The corporation founded the dorm Nordisk Kollegium in Copenhagen in 1942. During the corporation's existence it supported the dorm financially.

==Corporate structure==
Nordisk Fjer was structured in a series of subsidiaries based on the various consumer products. Among them where Nordisk Tekstil (Nordic Textile) and Nordisk tekstiltryk (Nordic Textile Print). Nordisk Fjer acquired Nordisk Tekstil in 1955, but kept it as an independent subsidiary under the name Nordisk Tekstil Væveri with its own factory in Odense. It was considered the only part of Nordisk Fjer not active in the later scandal, and was continued under various forms until it was acquired by ARCTIC A/S in 2011.

Headquartered in Copenhagen's Freeport, the company established production sites or merged with competitors throughout Denmark. At its closure it had large production sites in Odense and Middelfart

==CEOs==
- 1901–1961 H.O. Lange (from 1947 along with Kaj Neckelmann)
- 1961–1969 Hildur Friis-Hansen
- 1969–1990 Johannes Petersen (functioning as chairman 1987–90)

==Scandal==
In 1991, the company was part of one of the largest Danish corporate scandals.
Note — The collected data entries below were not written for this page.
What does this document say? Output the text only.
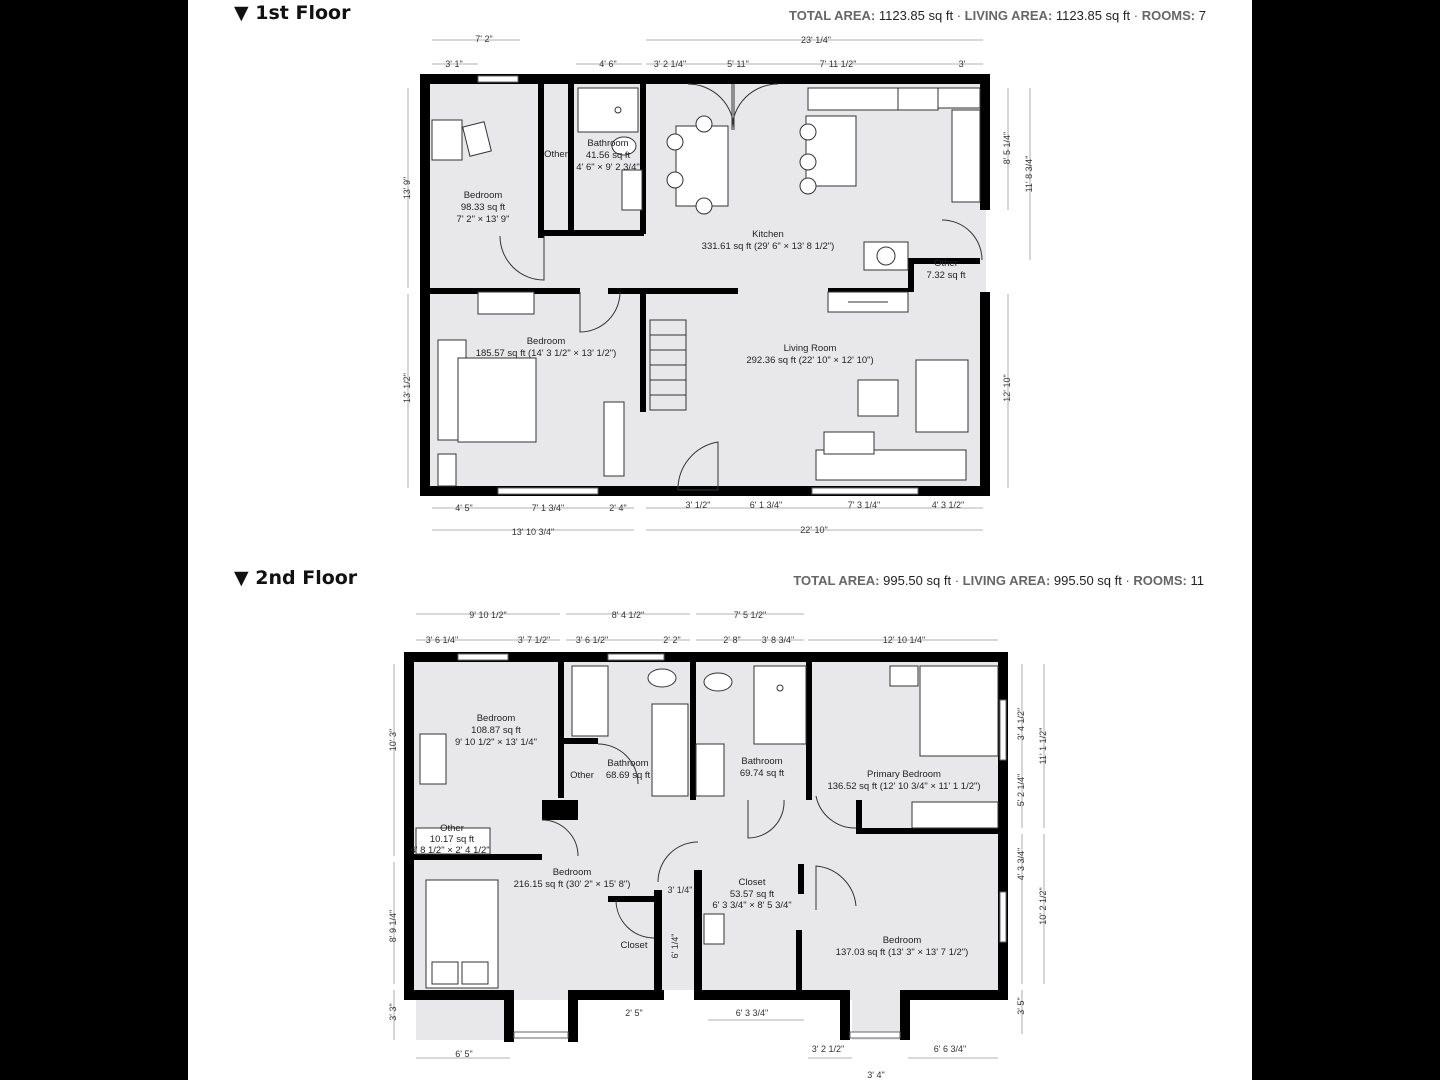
▼ 1st Floor	TOTAL AREA: 1123.85 sq ft · LIVING AREA: 1123.85 sq ft · ROOMS: 7
Bedroom
98.33 sq ft
7' 2" × 13' 9"
Other
Bathroom
41.56 sq ft
4' 6" × 9' 2 3/4"
Kitchen
331.61 sq ft (29' 6" × 13' 8 1/2")
Other
7.32 sq ft
Bedroom
185.57 sq ft (14' 3 1/2" × 13' 1/2")	Living Room
292.36 sq ft (22' 10" × 12' 10")
7' 2"
3' 1"	4' 6"	3' 2 1/4"	5' 11"	7' 11 1/2"	3'
23' 1/4"
13' 9"
13' 1/2"
8' 5 1/4"
11' 8 3/4"
12' 10"
4' 5"	7' 1 3/4"	2' 4"
13' 10 3/4"
3' 1/2"	6' 1 3/4"	7' 3 1/4"	4' 3 1/2"
22' 10"
▼ 2nd Floor	TOTAL AREA: 995.50 sq ft · LIVING AREA: 995.50 sq ft · ROOMS: 11
Bedroom
108.87 sq ft
9' 10 1/2" × 13' 1/4"
Other
Bathroom
68.69 sq ft
Bathroom
69.74 sq ft	Primary Bedroom
136.52 sq ft (12' 10 3/4" × 11' 1 1/2")
Other
10.17 sq ft
4' 8 1/2" × 2' 4 1/2"
Bedroom
216.15 sq ft (30' 2" × 15' 8")	Closet
53.57 sq ft
6' 3 3/4" × 8' 5 3/4"
Closet	Bedroom
137.03 sq ft (13' 3" × 13' 7 1/2")
9' 10 1/2"	8' 4 1/2"	7' 5 1/2"
3' 6 1/4"	3' 7 1/2"	3' 6 1/2"	2' 2"	2' 8" 3' 8 3/4"	12' 10 1/4"
10' 3"
8' 9 1/4"
3' 3"
3' 4 1/2"
5' 2 1/4"
11' 1 1/2"
4' 3 3/4"
10' 2 1/2"
3' 5"
3' 1/4"
6' 1/4"
2' 5"
6' 5"
6' 3 3/4"
3' 2 1/2"	6' 6 3/4"
3' 4"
The scandal formed a new standard in Danish corporate structure, disallowing the CEO and Chairman to be the same person. The last CEO Johannes Petersen committed suicide following the bankruptcy.

Until 1990 the accountancy principles had been changed 32 times and auditors had been replaced eight times. Johannes Petersen, as CEO and chair of the company, used many means to hide the critical state of the company. Until his suicide in 1990, he claimed to have sold 52% of the company to foreign investors.

Through the 1980s, Nordisk Fjer had returned 10% annually to its investors, although profits were declining. Whenever the company's cash flows were low, Petersen took out new loans, leaning on Nordisk Fjer's good reputation amongst Danish as well as international banks. For the auditors, the company's real assets were blurred by a systematic procedure of marking cheap feathers as expensive ones as well as internal sales of production equipment at grossly inflated prices, making it impossible to assess the company's financial situation.
From 1979 and onwards, Nordisk Fjers auditors warned Petersen of the tendency in the company to inflate its values, but they left the financial reports unmarked. Through the 1980s, Petersen adopted a system of subsidiaries to disguise the real value of the company to the auditors.

To be able to take out new loans, despite the company's financial challenges, Petersen engaged supreme court attorney Poul Schmidt, and professor in national economics and chairman of the board of the Danish National Bank Poul Nørregaard Rasmussen in the company board.

At the bankruptcy in March 1991, Nordisk Fjer owed approximately 500 million USD to its creditors.

===Legal case===
In a scandalous court case in 1998, three executives of Nordisk Fjer were found guilty of fraud towards creditors and investors and sentenced to between two and four years in prison. Vice President Erik Von Scholten was sentenced to four years in prison, CEO of the American subsidiary was sentenced to two and a half years, while CFO Anders Weyrup – who ultimately acted as whistle-blower – was sentenced to two years in prison. Three auditors were found guilty of negligence and fined, along with personal assistant and HR director Inga Lydia Rasmussen. The civil proceedings finished in 2000, sentencing the responsible board members in Nordisk Fjer to pay 100 million DKK to the company's creditors.
In 2002, the bankruptcy's estate was closed down, leaving creditors with a loss of approximately 550 million USD and investors with a loss of approximately 180 million USD.